Сейчас она сидела за столом и передвигала маленькие керамические фигурки – его подарок на ее пятый день рождения – по полированной поверхности, приговаривая что-то себе под нос. Она часто говорила сама с собой, но никто и никогда не пытался вникнуть в суть ее монологов. В прежние времена, когда он наблюдал за ней достаточно долго, ему начинало казаться, что она просто рассказывает сама себе истории собственного сочинения. Теперь такой маневр не удался – едва он сел в кресло в дальнем углу комнаты, как она тут же перестала играть и подняла глаза, глядя прямо на него.

Все-таки она была поразительно умна и проницательна.
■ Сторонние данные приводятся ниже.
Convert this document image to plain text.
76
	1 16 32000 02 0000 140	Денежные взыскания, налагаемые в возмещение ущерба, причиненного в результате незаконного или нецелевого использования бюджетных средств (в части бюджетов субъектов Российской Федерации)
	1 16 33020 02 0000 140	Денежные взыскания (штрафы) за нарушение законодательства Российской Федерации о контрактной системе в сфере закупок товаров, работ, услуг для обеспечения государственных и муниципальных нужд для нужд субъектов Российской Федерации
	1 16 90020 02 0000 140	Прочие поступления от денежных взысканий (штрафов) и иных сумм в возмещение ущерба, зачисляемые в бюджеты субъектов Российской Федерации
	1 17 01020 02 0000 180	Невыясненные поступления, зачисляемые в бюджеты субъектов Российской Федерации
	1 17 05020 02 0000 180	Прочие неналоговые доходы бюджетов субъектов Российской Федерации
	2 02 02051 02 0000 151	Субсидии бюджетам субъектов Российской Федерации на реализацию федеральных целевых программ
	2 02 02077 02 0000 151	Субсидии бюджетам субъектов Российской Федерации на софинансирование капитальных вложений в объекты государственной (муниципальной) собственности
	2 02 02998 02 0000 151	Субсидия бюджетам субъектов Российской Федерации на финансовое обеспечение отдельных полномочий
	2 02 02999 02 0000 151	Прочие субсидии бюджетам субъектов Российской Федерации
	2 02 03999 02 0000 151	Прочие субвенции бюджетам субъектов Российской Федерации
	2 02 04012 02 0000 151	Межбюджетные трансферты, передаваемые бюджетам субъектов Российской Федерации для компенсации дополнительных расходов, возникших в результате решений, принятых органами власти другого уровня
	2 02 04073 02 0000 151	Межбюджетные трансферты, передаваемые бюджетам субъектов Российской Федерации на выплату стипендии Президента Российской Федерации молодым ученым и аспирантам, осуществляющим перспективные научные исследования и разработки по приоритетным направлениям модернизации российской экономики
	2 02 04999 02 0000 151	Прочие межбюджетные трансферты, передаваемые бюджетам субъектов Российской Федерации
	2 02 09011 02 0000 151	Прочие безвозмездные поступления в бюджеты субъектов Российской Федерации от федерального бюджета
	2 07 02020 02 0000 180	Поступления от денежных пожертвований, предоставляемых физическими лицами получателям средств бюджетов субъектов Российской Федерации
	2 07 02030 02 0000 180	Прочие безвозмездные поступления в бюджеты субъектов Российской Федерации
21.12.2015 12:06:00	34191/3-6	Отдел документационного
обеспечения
Шерлок полагал, что ранняя потеря родителей сделала его племянников полудетьми-полувзрослыми, непонятными и грустными людьми, способными чувствовать гораздо больше, чем полагается ребятам их возраста.

– Ничего, играй, – отчего-то шепотом сказал он.
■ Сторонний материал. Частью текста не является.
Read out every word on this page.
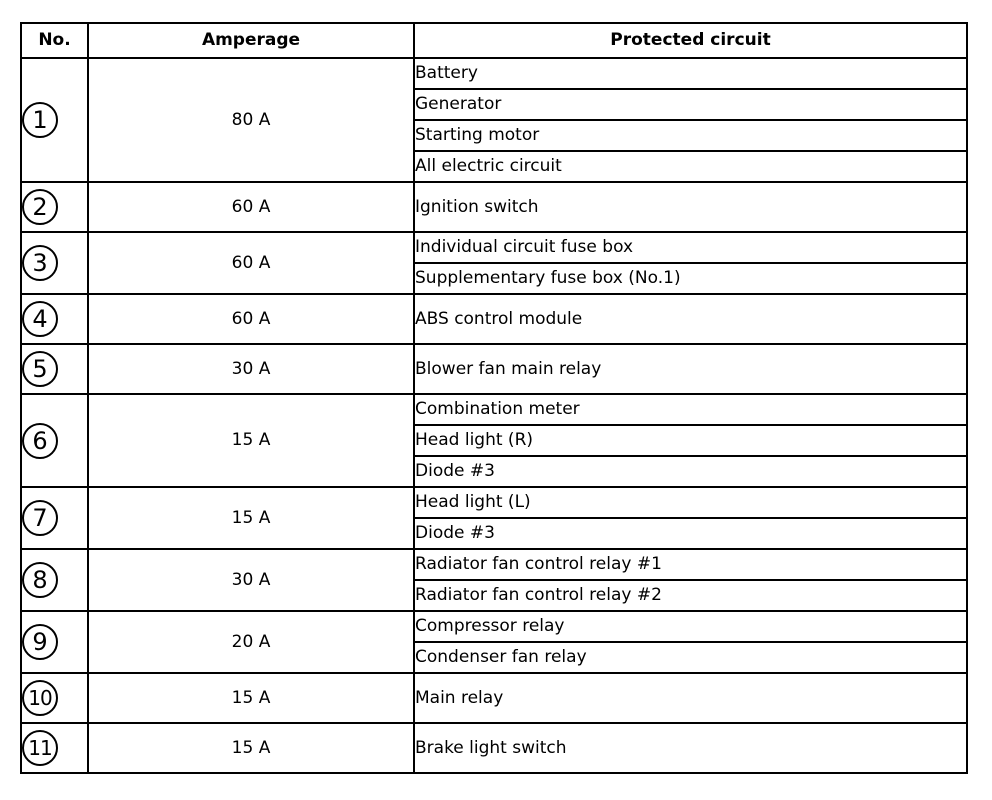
No.	Amperage	Protected circuit
1	80 A	Battery
		Generator
		Starting motor
		All electric circuit
2	60 A	Ignition switch
3	60 A	Individual circuit fuse box
		Supplementary fuse box (No.1)
4	60 A	ABS control module
5	30 A	Blower fan main relay
6	15 A	Combination meter
		Head light (R)
		Diode #3
7	15 A	Head light (L)
		Diode #3
8	30 A	Radiator fan control relay #1
		Radiator fan control relay #2
9	20 A	Compressor relay
		Condenser fan relay
10	15 A	Main relay
11	15 A	Brake light switch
Она никак не отреагировала на его слова, просто продолжила глядеть на него с непонятным выражением, в котором с трудом можно было угадать настороженность.

– Когда уедешь? – тоже шепотом спросила она.
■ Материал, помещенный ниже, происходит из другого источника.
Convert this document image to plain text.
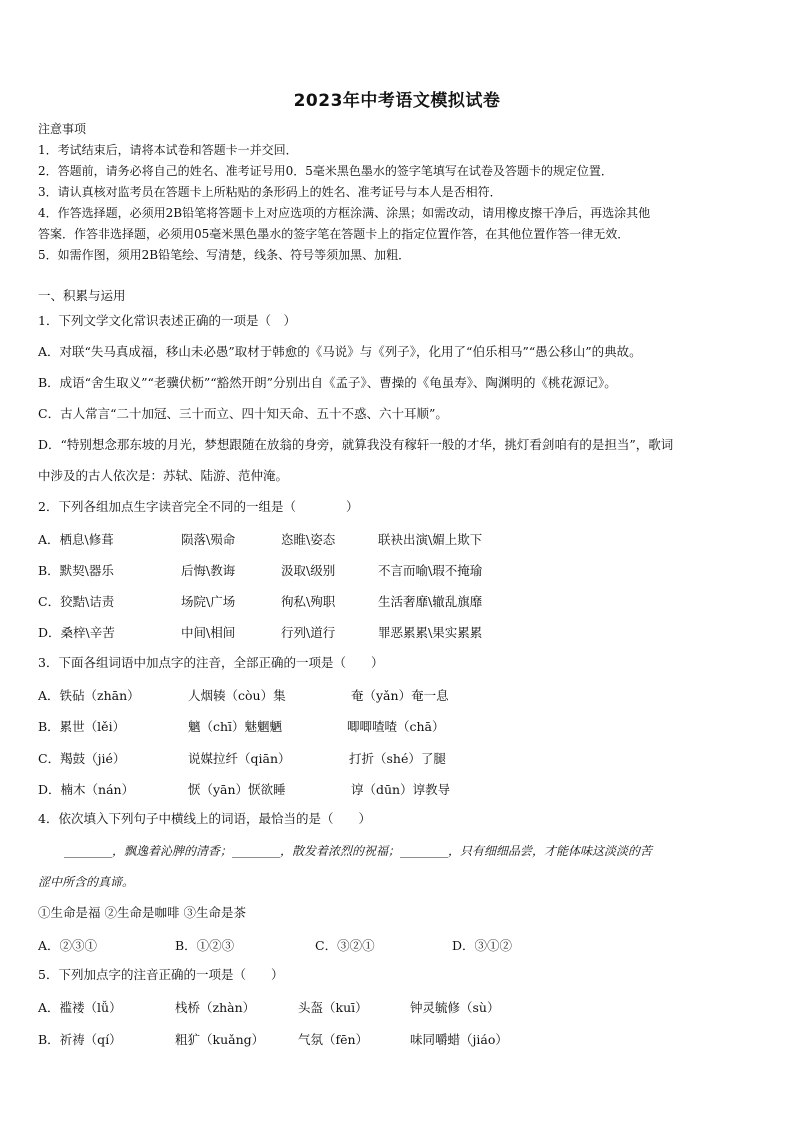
2023年中考语文模拟试卷
注意事项
1．考试结束后，请将本试卷和答题卡一并交回．
2．答题前，请务必将自己的姓名、准考证号用0．5毫米黑色墨水的签字笔填写在试卷及答题卡的规定位置．
3．请认真核对监考员在答题卡上所粘贴的条形码上的姓名、准考证号与本人是否相符．
4．作答选择题，必须用2B铅笔将答题卡上对应选项的方框涂满、涂黑；如需改动，请用橡皮擦干净后，再选涂其他
答案．作答非选择题，必须用05毫米黑色墨水的签字笔在答题卡上的指定位置作答，在其他位置作答一律无效．
5．如需作图，须用2B铅笔绘、写清楚，线条、符号等须加黑、加粗．
一、积累与运用
1．下列文学文化常识表述正确的一项是（　）
A．对联“失马真成福，移山未必愚”取材于韩愈的《马说》与《列子》，化用了“伯乐相马”“愚公移山”的典故。
B．成语“舍生取义”“老骥伏枥”“豁然开朗”分别出自《孟子》、曹操的《龟虽寿》、陶渊明的《桃花源记》。
C．古人常言“二十加冠、三十而立、四十知天命、五十不惑、六十耳顺”。
D．“特别想念那东坡的月光，梦想跟随在放翁的身旁，就算我没有稼轩一般的才华，挑灯看剑咱有的是担当”，歌词
中涉及的古人依次是：苏轼、陆游、范仲淹。
2．下列各组加点生字读音完全不同的一组是（　　　　）
A．栖息\修葺	陨落\殒命	恣睢\姿态	联袂出演\媚上欺下
B．默契\器乐	后悔\教诲	汲取\级别	不言而喻\瑕不掩瑜
C．狡黠\诘责	场院\广场	徇私\殉职	生活奢靡\辙乱旗靡
D．桑梓\辛苦	中间\相间	行列\道行	罪恶累累\果实累累
3．下面各组词语中加点字的注音，全部正确的一项是（　　）
A．铁砧（zhān）	人烟辏（còu）集	奄（yǎn）奄一息
B．累世（lěi）	魑（chī）魅魍魉	唧唧喳喳（chā）
C．羯鼓（jié）	说媒拉纤（qiān）	打折（shé）了腿
D．楠木（nán）	恹（yān）恹欲睡	谆（dūn）谆教导
4．依次填入下列句子中横线上的词语，最恰当的是（　　）
________，飘逸着沁脾的清香；________，散发着浓烈的祝福；________，只有细细品尝，才能体味这淡淡的苦
涩中所含的真谛。
①生命是福 ②生命是咖啡 ③生命是茶
A．②③①	B．①②③	C．③②①	D．③①②
5．下列加点字的注音正确的一项是（　　）
A．褴褛（lǚ）	栈桥（zhàn）	头盔（kuī）	钟灵毓修（sù）
B．祈祷（qí）	粗犷（kuǎng）	气氛（fēn）	味同嚼蜡（jiáo）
– Очень скоро. Наверное, послезавтра.

– А приедешь когда?

– Еще не знаю.

София кивнула каким-то своим мыслям, а потом взяла в руки одну фигурку и стала ее разглядывать.

– Ты больше не хочешь видеть своего дядюшку? – страшно волнуясь, спросил он.

– Хочу, – все еще сжимая игрушку, сказала она.

– А почему тогда ты меня спрашиваешь, когда я уеду? Я тебе надоел?

Малышка вздохнула, а потом поставила фигурку на стол и подошла к нему.

– Мне нравится с тобой разговаривать. – Она едва заметно улыбалась.

Шерлок взял ее к себе на колени и обнял, чувствуя, что шаткое примирение с реальностью для нее на сей раз завершилось успешно. Что бы там ни случилось – все осталось позади. Очень хотелось узнать, что же все-таки с ней произошло, и чем они занимались сегодня днем, пока взрослых не было дома, но Шерлок предпочел помолчать, чтобы сохранить этот момент.

Филипп пришел ровно через час, и, забирая свою младшую сестру, пообещал, что вернется вечером.

– Приходи к заднему двору, я открою тебе оттуда, – предупредила Эмма.

Эта идея ему явно понравилась.

– А ты понятливая, – ухмыльнулся он.

– Что же тут сложного? Твоя тетя явно не хочет сегодня меня видеть, а значит, и вам тоже нужно быть осторожными. Надеюсь, это только на сегодня.

– Посмотрим, – неопределенно пожал плечами он.

Вернулся он только поздно вечером, и Эмма не понимала, зачем ему это понадобилось. Она впустила его на веранду, пользуясь тем, что уставшая Эмили легла спать сразу после ужина.

– Твои дядя и тетя уже спят? – спросила она, усаживаясь за стол рядом с ним.

– Нет, но они думают, что мы спим. Что касается Софии, это правда – она уснула минут десять назад.

– А если кто-то из них зайдет, чтобы проверить, все ли с вами в порядке?

Филипп прыснул, не скрывая своего презрительного веселья:

– Проверить? Поверь, они не так сильно любят нас. Точнее, им вообще все равно, что там с нами. Так что не бойся – никто к тебе не прибежит.

– Ну, хорошо.

Он не говорил ничего еще некоторое время, а потом вдруг судорожно вздохнул и поднял ноги на стул, подтягивая колени к груди.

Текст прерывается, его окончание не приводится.